So I'm an absolute nobody by fandom standards and it pains me that I still don't really, like. Wanna put names on the stuff I wanna talk about. Like, the undercurrent of "so many people in fandom think making fun/attacking the things other people like in fandom is the main purpose of it" creates this sense that I need to protect myself any time I open my mouth, because for me fandom has always been also about undertanding myself and my own feelings, in a way that is contained and safe.
So, as winter comes and my piece-of-shit body starts hurting all the time, I wanna talk about how part of the reason I've latched onto Bulkhead out of all the characters in Prime is that he gives me the biggest disability sympathy vibrations, but everything I wanna say about it is very direct about whose fault it is that he gives me that vibe. I have many words to say about how Ratchet's general lack of interest and disdain for Bulkhead does more to make him sympathetic to me than almost anything else, but Ratchet is the popular character, and unpopular characters don't get to be "wronged" by popular ones without someone coming to explain to me why Ratchet would behave like that.
When I know why, because, y'know. Ratchet is my second favourite character, and I've thought about him more than the person coming to put me on blast b/c of the parasocial hurt of their fave being called a bit of an asshole.
Like, I'm just viscerally aware that there's a double-consciousness going into my writing. I want to write things that are analytical, that draw from canon and make the canon more understandable for people who might have had a feeling about it that they couldn't explain, or illuminate something for the people who may have missed it the first time. But I also know that it matters, to me, personally, that I've latched onto this character out of a sense of mutually not having our needs met by our circumstances.

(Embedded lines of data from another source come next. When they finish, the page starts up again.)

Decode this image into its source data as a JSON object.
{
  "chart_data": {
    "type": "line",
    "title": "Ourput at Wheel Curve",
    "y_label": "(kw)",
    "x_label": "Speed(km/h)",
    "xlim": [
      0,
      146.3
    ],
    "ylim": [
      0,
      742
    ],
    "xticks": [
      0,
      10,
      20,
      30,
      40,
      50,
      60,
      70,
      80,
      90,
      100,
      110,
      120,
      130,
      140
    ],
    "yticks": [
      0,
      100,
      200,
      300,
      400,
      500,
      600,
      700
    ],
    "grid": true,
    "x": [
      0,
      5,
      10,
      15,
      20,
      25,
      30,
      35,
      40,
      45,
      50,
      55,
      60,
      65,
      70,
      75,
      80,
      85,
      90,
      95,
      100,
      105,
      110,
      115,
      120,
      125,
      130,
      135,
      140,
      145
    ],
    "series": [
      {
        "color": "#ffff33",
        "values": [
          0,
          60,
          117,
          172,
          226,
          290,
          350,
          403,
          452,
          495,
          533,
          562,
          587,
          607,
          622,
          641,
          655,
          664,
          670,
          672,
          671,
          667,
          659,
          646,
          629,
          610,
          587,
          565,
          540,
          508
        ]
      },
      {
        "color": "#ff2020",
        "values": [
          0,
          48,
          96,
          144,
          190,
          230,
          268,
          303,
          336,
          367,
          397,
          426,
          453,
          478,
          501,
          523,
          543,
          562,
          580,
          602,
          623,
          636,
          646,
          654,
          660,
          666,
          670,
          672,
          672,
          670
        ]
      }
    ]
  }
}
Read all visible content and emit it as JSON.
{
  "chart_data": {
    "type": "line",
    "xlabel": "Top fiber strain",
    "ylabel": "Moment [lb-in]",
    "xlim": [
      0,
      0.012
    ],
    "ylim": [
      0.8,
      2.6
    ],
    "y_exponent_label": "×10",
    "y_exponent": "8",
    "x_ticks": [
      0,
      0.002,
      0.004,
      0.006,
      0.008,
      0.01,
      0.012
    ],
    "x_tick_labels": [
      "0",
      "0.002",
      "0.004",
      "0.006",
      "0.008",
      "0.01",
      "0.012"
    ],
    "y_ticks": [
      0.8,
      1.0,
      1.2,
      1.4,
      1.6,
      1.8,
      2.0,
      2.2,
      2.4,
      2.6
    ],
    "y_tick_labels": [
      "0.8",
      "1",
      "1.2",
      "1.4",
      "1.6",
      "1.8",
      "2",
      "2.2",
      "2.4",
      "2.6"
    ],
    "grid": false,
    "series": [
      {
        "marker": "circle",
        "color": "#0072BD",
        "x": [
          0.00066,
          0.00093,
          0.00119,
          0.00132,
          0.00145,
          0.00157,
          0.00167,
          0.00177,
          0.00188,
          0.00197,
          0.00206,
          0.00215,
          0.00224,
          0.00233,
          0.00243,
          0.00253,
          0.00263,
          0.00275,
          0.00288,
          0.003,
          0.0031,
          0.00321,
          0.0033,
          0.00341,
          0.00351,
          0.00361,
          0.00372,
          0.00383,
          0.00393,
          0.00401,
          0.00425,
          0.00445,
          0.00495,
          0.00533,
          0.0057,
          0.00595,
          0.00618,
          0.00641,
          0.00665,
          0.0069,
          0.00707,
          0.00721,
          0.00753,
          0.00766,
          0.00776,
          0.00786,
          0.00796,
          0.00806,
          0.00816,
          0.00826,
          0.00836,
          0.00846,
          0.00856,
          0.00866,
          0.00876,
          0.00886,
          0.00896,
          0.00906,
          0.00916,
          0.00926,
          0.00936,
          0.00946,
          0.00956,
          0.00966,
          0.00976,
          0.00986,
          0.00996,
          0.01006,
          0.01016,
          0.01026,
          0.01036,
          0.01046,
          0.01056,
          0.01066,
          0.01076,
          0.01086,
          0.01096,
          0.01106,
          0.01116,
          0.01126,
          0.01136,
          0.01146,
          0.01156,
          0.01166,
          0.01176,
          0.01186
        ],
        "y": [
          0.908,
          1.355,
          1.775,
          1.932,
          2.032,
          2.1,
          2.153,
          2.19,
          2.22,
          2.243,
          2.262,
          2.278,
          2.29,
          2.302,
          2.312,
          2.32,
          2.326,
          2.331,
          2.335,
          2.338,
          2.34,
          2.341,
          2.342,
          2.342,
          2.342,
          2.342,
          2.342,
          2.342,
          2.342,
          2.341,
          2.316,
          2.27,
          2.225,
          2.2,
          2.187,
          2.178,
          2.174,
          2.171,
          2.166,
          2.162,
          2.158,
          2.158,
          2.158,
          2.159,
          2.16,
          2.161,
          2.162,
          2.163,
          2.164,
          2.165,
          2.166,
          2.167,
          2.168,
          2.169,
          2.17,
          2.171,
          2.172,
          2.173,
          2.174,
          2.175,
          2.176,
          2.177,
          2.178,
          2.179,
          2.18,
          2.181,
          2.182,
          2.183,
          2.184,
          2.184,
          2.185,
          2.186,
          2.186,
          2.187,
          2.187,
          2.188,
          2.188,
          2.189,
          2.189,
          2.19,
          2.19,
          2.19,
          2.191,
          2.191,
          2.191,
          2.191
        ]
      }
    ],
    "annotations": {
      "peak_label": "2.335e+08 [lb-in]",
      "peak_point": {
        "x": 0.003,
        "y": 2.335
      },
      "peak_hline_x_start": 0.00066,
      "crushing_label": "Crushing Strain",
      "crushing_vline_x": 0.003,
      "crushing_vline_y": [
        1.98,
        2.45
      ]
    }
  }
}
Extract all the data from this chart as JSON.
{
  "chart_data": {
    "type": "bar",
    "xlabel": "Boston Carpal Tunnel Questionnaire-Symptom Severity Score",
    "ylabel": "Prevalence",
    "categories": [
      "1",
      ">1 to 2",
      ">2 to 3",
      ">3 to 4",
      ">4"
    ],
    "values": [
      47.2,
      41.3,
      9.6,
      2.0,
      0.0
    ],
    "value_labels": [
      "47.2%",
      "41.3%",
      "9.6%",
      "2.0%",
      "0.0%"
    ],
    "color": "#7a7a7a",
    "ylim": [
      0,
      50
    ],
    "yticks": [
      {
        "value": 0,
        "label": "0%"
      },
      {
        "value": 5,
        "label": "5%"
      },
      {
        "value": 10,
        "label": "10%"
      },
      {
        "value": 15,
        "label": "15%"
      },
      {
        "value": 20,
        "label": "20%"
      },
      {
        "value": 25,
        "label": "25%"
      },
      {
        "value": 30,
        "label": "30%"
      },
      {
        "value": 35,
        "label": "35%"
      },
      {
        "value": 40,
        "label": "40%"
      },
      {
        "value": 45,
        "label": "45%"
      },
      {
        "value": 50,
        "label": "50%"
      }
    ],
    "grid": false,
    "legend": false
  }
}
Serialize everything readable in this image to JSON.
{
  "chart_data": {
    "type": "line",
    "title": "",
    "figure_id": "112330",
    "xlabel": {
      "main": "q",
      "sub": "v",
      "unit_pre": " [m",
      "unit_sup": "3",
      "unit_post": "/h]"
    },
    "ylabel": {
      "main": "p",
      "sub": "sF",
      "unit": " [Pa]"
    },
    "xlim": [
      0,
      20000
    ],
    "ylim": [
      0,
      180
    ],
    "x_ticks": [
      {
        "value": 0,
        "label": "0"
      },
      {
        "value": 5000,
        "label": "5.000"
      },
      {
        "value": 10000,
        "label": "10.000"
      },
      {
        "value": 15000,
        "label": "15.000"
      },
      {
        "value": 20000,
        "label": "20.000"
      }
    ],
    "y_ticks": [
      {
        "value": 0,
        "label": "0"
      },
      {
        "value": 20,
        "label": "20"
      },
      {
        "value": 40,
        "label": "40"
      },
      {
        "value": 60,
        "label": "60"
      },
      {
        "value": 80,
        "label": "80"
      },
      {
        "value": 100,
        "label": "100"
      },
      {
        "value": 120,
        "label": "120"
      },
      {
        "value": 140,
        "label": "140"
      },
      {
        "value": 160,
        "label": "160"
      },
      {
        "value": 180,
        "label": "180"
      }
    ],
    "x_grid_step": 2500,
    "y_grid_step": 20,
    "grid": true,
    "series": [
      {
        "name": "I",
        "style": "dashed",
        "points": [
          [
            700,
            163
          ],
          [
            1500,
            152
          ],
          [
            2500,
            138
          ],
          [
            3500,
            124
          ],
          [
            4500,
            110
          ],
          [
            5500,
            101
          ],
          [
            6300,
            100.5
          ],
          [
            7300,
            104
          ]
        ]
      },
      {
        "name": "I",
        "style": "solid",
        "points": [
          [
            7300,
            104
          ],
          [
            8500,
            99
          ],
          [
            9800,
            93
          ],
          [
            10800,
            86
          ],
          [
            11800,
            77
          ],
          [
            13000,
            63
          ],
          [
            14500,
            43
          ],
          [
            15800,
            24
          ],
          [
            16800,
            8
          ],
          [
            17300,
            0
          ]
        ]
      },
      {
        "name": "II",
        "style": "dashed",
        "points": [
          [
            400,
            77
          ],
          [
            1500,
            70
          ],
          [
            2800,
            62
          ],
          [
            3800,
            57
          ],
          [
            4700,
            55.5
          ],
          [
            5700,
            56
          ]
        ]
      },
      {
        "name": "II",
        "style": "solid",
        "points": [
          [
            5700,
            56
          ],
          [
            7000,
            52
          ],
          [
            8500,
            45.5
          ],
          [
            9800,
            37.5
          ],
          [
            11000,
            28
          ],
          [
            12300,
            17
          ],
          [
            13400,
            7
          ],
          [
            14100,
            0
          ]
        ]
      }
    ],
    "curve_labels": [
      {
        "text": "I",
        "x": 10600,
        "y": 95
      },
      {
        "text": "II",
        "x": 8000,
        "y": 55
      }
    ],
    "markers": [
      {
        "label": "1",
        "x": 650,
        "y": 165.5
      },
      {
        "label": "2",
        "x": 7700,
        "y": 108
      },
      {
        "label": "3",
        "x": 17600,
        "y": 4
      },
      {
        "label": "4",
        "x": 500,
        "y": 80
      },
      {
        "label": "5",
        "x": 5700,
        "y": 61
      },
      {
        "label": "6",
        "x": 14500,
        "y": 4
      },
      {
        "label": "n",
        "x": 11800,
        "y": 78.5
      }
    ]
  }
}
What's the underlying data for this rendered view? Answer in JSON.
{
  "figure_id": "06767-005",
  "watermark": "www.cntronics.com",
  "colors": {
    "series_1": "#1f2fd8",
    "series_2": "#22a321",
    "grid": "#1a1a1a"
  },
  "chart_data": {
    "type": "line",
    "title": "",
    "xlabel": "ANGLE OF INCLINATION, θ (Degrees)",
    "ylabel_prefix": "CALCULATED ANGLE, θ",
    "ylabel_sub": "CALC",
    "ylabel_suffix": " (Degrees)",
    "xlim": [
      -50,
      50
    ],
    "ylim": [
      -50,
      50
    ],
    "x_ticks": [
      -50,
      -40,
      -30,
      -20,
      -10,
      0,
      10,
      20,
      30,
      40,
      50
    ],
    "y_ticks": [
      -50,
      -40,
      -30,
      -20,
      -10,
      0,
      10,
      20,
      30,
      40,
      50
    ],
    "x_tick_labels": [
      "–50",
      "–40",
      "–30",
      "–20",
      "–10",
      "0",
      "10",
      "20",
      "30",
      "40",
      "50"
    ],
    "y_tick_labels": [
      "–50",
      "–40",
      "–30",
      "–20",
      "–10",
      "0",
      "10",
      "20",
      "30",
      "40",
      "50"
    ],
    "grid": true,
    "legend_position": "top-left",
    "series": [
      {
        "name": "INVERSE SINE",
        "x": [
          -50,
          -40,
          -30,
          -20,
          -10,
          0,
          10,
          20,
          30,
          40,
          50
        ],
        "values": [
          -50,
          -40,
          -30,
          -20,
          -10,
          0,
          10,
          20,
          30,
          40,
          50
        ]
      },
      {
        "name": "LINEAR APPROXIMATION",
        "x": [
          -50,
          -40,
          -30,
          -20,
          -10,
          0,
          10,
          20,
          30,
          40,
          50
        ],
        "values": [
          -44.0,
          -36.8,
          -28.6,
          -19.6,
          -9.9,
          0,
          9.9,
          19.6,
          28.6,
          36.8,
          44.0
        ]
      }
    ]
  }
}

And if someone wants to disagree with the analytical part, I can probably write out their disagreements in detail before they even get to them, because my analysis is subjective. That's not what scares me. What scares me is someone going "this isn't analysis, you're just being a" and then getting on with the accusations and derogatory statements, when all I was really doing was tapping into a sense of kinship through literal, physical pain, and that's just not a thing I can constantly keep extending myself over to get that I'm not privy to people's motivations.